Commençant à arriver dans les livraisons et dans les linéaires, les paquets neutres posent de plus en plus de problèmes : perte de temps, manque d’informations, crainte des erreurs vis-à-vis du client.
Le coup de projecteur médiatique de ces derniers jours (voir Lmdt des 10 et 11 octobre) en livre l’ampleur … (voir aussi Lmdt des 11 et 5 octobre).
•• À Paris, Cyrille Geiger (sur RTL) : « Le paquet neutre est dans nos linéaires et on ne sait toujours pas ce que l’on a le droit de faire pour la mise en place : si on peut mettre de la couleur dans nos linéaires pour différencier une cigarette à fort taux de nicotine ou à bas taux, par exemple. Nous n’avons aucune information. Comment expliquer aux consommateurs le produit que nous allons distribuer ? La police 12 indiquant la marque est illisible ».
•• À Amiens, Paul David (au Courrier Picard) : « C’est un peu compliqué pour nous. L’autre jour, j’ai répondu à un client que je n’avais pas la référence d’un paquet de tabac que j’avais en stock. Comme l’emballage avait changé, je n’avais pas reconnu le produit ».

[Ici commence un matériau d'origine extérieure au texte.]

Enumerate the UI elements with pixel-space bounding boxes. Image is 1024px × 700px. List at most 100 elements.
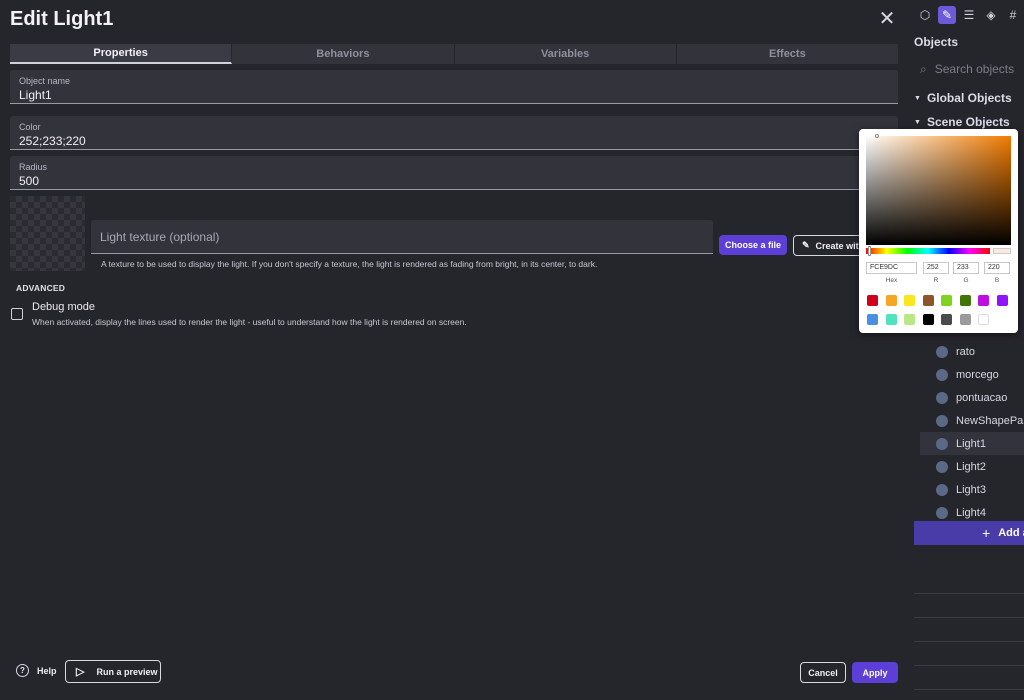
debug-mode-description: When activated, display the lines used t… bbox=[32, 317, 467, 327]
object-icon bbox=[936, 483, 948, 496]
texture-thumbnail[interactable] bbox=[10, 196, 85, 271]
object-list: rato morcego pontuacao NewShapePainter Light… bbox=[920, 340, 1024, 524]
object-label: morcego bbox=[956, 368, 999, 381]
pencil-icon: ✎ bbox=[802, 240, 810, 250]
texture-help-text: A texture to be used to display the ligh… bbox=[101, 259, 598, 269]
object-name-input[interactable]: Light1 bbox=[19, 88, 52, 102]
run-preview-button[interactable]: ▷ Run a preview bbox=[65, 660, 161, 683]
objects-panel: ⬡ ✎ ☰ ◈ # Objects ⌕ Search objects ▼ Glo… bbox=[914, 0, 1024, 700]
color-swatch[interactable] bbox=[885, 295, 897, 306]
field-label: Radius bbox=[19, 162, 48, 172]
advanced-heading: ADVANCED bbox=[16, 283, 66, 293]
object-list-item[interactable]: pontuacao bbox=[920, 386, 1024, 409]
object-name-field[interactable]: Object name Light1 bbox=[10, 70, 898, 104]
texture-input[interactable]: Light texture (optional) bbox=[91, 220, 713, 254]
object-icon bbox=[936, 391, 948, 404]
section-label: Scene Objects bbox=[926, 115, 1010, 129]
hash-icon[interactable]: # bbox=[1004, 6, 1022, 24]
object-list-item[interactable]: NewShapePainter bbox=[920, 409, 1024, 432]
color-swatch[interactable] bbox=[904, 295, 915, 306]
color-swatch[interactable] bbox=[978, 295, 989, 306]
help-button[interactable]: ? Help bbox=[16, 664, 57, 677]
color-swatch[interactable] bbox=[941, 314, 952, 325]
color-swatch[interactable] bbox=[959, 295, 971, 306]
object-label: Light2 bbox=[956, 460, 986, 473]
object-icon bbox=[936, 414, 948, 427]
object-list-item[interactable]: morcego bbox=[920, 363, 1024, 386]
object-list-item[interactable]: rato bbox=[920, 340, 1024, 363]
debug-mode-checkbox[interactable] bbox=[11, 308, 23, 320]
object-list-item[interactable]: Light1 bbox=[920, 432, 1024, 455]
objects-icon[interactable]: ⬡ bbox=[916, 6, 934, 24]
saturation-area[interactable] bbox=[866, 136, 1011, 245]
search-input[interactable]: ⌕ Search objects bbox=[920, 58, 1024, 80]
edit-object-dialog: Edit Light1 ✕ Properties Behaviors Varia… bbox=[0, 0, 914, 700]
hex-label: Hex bbox=[885, 277, 898, 284]
tab-properties[interactable]: Properties bbox=[10, 44, 233, 64]
field-label: Object name bbox=[19, 76, 71, 86]
hue-slider-handle[interactable] bbox=[868, 246, 871, 256]
scene-objects-section[interactable]: ▼ Scene Objects bbox=[914, 115, 1010, 129]
object-label: pontuacao bbox=[956, 391, 1008, 404]
edit-icon[interactable]: ✎ bbox=[938, 6, 956, 24]
panel-rows bbox=[914, 570, 1024, 690]
color-swatch[interactable] bbox=[867, 295, 878, 306]
object-list-item[interactable]: Light3 bbox=[920, 478, 1024, 501]
dialog-title: Edit Light1 bbox=[10, 8, 114, 30]
color-swatch[interactable] bbox=[996, 295, 1008, 306]
tab-variables[interactable]: Variables bbox=[454, 44, 677, 64]
radius-field[interactable]: Radius 500 bbox=[10, 156, 898, 190]
add-object-button[interactable]: + Add a new object bbox=[914, 521, 1024, 545]
color-swatch[interactable] bbox=[885, 314, 897, 325]
r-label: R bbox=[933, 277, 939, 284]
panel-title: Objects bbox=[914, 35, 959, 49]
g-label: G bbox=[963, 277, 969, 284]
object-label: rato bbox=[956, 345, 975, 358]
object-icon bbox=[936, 460, 948, 473]
color-swatch[interactable] bbox=[867, 314, 878, 325]
saturation-cursor[interactable] bbox=[875, 134, 879, 138]
color-swatch[interactable] bbox=[959, 314, 971, 325]
tab-behaviors[interactable]: Behaviors bbox=[232, 44, 455, 64]
choose-file-button[interactable]: Choose a file bbox=[719, 235, 787, 255]
radius-input[interactable]: 500 bbox=[19, 174, 39, 188]
panel-toolbar: ⬡ ✎ ☰ ◈ # bbox=[916, 6, 1022, 24]
color-swatch[interactable] bbox=[922, 314, 934, 325]
object-icon bbox=[936, 506, 948, 519]
r-input[interactable]: 252 bbox=[923, 262, 949, 274]
color-picker: FCE9DC 252 233 220 Hex R G B bbox=[859, 129, 1018, 333]
tab-bar: Properties Behaviors Variables Effects bbox=[10, 44, 898, 64]
texture-placeholder: Light texture (optional) bbox=[100, 230, 220, 244]
play-icon: ▷ bbox=[76, 666, 85, 678]
hue-slider[interactable] bbox=[866, 248, 990, 254]
object-list-item[interactable]: Light2 bbox=[920, 455, 1024, 478]
close-icon[interactable]: ✕ bbox=[878, 9, 896, 29]
color-field[interactable]: Color 252;233;220 bbox=[10, 116, 898, 150]
debug-mode-label: Debug mode bbox=[32, 301, 95, 313]
search-icon: ⌕ bbox=[920, 61, 927, 76]
b-label: B bbox=[994, 277, 1000, 284]
preset-swatches bbox=[867, 295, 1013, 325]
cancel-button[interactable]: Cancel bbox=[800, 662, 846, 683]
object-label: Light3 bbox=[956, 483, 986, 496]
tab-effects[interactable]: Effects bbox=[676, 44, 898, 64]
apply-button[interactable]: Apply bbox=[852, 662, 898, 683]
object-label: Light4 bbox=[956, 506, 986, 519]
help-label: Help bbox=[37, 665, 57, 676]
color-swatch[interactable] bbox=[941, 295, 952, 306]
chevron-down-icon: ▼ bbox=[914, 94, 921, 102]
color-swatch[interactable] bbox=[922, 295, 934, 306]
color-swatch[interactable] bbox=[978, 314, 989, 325]
help-icon: ? bbox=[16, 664, 29, 677]
color-swatch[interactable] bbox=[904, 314, 915, 325]
layers-icon[interactable]: ◈ bbox=[982, 6, 1000, 24]
g-input[interactable]: 233 bbox=[953, 262, 979, 274]
b-input[interactable]: 220 bbox=[984, 262, 1010, 274]
hex-input[interactable]: FCE9DC bbox=[866, 262, 917, 274]
add-object-label: Add a new object bbox=[998, 527, 1024, 539]
global-objects-section[interactable]: ▼ Global Objects bbox=[914, 91, 1012, 105]
preview-label: Run a preview bbox=[96, 666, 158, 677]
color-input[interactable]: 252;233;220 bbox=[19, 134, 86, 148]
list-icon[interactable]: ☰ bbox=[960, 6, 978, 24]
current-color-swatch bbox=[993, 248, 1011, 254]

Pour le vice-président de la chambre syndicale des buralistes de la Somme, Pascal Baudoin, « c’est hyper compliqué de se repérer, avec les photos-choc, les paquets se ressemblent, on confond tout (…) J’ai modifié la présentation : je vais les mettre à plat pour mieux repérer la marque et la référence (…) Des collègues ont gardé des paquets normaux vides ou les ont photocopiés en couleurs afin de se repérer dans les linéaires » … sans savoir s’ils en ont le droit.
•• À Épinal, Thierry Lefebvre, président de la chambre syndicale des buralistes du Haut-Rhin (dans L’Alsace) : « On s’est battu contre, pendant trois ans ! (…) Le seul « avantage » : on pourra voir les paquets qui viennent d’Allemagne, plus facilement. Dans le Haut-Rhin, il y a 60 % de paquets qui viennent de l’étranger ».
« On va y passer des heures, alors que chez les buralistes, normalement, ça va vite ! » ajoute-t-il, « ça peut aussi être une source d’erreur, voire de conflit ». « Les buralistes s’adaptent de tout façon, mais ça aura un coût qu’il faudra assumer » poursuit Thierry Lefebvre qui observe que ce sont, aussi, les nouvelles taxes fiscales sur le tabac – notamment le tabac à rouler – qui inquiètent les buralistes.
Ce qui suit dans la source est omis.